Severino rebounded from his playoff debacle, Judge delivered a big hit, and the Yankees took advantage of shoddy defence by Cleveland to beat the Indians 7-3 last night and even their AL Division Series at two games apiece.

“We've got a shot now,” said Yankees' manager Joe Girardi, who was harshly criticized for his Game 2 decisions.

“So it's a totally different feeling than it was the other day, and these guys have picked me up,” he added.

Gary Sanchez homered while a slumping Judge laced an early two-run double for his only hit of the series to go with 12 strikeouts in 15 at-bats.

Cleveland starter Trevor Bauer struggled on three days' rest and was chased in the second inning.

But it was on the wet Yankee Stadium field where the Indians really flopped—committing a season-high four errors that marked a franchise record for a post-season game and led to six unearned runs.

The defending AL champs made only 76 errors all season, the lowest total in the league.

“The whole night, we made it hard on ourselves to win,” conceded manager Terry Francona.

After preventing a three-game sweep with a 1-0 win Sunday night, the wild-card Yankees will start CC Sabathia against his original team in Game 5 on Wednesday.

Indians' ace Corey Kluber gets the ball in a rematch from Game 2, when he was hit hard by New York.

“It's hard to imagine giving it to somebody better,” Francona said.

“We're looking forward to it.”

The winner faces Houston in the AL Championship Series after the Astros beat Boston 5-4 earlier yesterday to finish off the Red Sox in four games in their ALDS.

“We've got a young team and they're hungry,” Severino said.

Simply taking two in a row to send the series back to Cleveland was no small feat for the Yankees.

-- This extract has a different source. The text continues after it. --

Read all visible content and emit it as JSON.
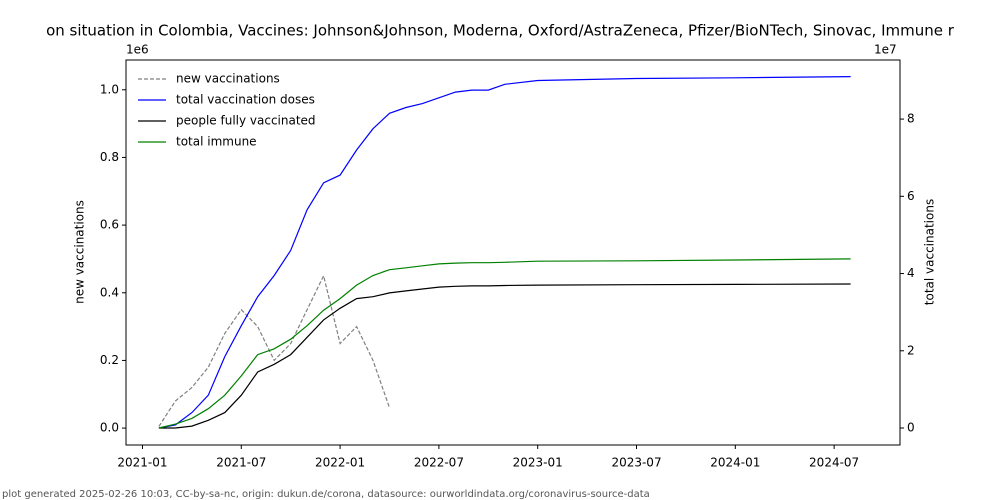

The last time the Indians lost consecutive games was Aug. 22-23 at home against Boston, just before starting their AL-record 22-game winning streak.

From that point on, Cleveland had gone 35-4 before arriving in the Bronx for Game 3 of the ALDS.

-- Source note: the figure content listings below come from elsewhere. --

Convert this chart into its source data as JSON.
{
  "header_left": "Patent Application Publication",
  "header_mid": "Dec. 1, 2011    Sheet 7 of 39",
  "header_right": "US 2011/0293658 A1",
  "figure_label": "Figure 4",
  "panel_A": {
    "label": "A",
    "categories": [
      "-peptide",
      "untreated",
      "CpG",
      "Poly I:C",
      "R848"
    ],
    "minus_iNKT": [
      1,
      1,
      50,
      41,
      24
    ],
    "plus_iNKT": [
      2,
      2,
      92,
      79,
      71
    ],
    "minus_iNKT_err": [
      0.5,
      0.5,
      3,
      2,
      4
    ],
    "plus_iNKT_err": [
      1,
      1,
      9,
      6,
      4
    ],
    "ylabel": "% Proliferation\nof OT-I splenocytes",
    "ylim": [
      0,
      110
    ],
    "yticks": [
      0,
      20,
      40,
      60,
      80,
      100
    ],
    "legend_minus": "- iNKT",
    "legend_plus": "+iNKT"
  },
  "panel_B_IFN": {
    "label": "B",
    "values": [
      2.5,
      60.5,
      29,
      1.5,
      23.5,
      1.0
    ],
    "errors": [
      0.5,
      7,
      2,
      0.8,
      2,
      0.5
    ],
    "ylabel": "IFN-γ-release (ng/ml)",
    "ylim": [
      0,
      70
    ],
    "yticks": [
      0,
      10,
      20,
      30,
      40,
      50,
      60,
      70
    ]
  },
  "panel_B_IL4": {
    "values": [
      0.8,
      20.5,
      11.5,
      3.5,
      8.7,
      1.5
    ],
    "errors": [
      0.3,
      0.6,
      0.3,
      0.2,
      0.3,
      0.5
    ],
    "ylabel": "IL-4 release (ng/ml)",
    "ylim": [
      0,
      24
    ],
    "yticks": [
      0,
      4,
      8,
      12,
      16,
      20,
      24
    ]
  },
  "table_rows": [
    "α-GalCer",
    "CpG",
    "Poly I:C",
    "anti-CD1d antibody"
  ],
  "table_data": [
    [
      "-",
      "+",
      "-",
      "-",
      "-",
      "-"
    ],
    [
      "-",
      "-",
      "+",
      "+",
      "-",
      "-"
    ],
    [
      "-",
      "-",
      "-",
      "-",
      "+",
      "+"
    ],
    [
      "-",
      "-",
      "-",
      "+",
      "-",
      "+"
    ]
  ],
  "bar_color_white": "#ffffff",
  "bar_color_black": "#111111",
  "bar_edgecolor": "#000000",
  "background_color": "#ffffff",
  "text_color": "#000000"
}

Minus injured slugger Edwin Encarnacion, the Indians have scored three runs in two games since.

Severino got only one out in the wild-card game against Minnesota last Tuesday, but was bailed out by his teammates as New York advanced with an 8-4 victory.

This time, the 23-year-old ace was determined to come through—and he did.

“I think he was able to relax a lot more. He was able to control his adrenaline,” Girardi said.

“He was able to channel things down and make his pitch, as opposed to just trying to power his way through it.”

Handed an early 5-0 lead and showing lots of emotion on the mound, the fired-up righty struck out nine in seven innings.

With the crowd of 47,316 chanting his name, Severino threw 113 pitches and gave up just four hits, including Carlos Santana's two-run homer and Roberto Perez's solo shot.

“I told him after the game, he grew up a lot today,” Girardi said.

Tommy Kahnle relieved a wild Dellin Betances in the eighth and got six-straight outs—five on strikeouts—for his first save of the season as New York improved to 3-0 when facing playoff elimination this year.

“There's a lot of confidence in that room,” Girardi said.

Over in the NL, the L.A. Dodgers beat Arizona 3-1 to sweep their best-of-five NLDS.

Meanwhile, Chicago edged Washington 2-1 to lead their NLDS 2-1, with Game 4 set for today at Wrigley Field.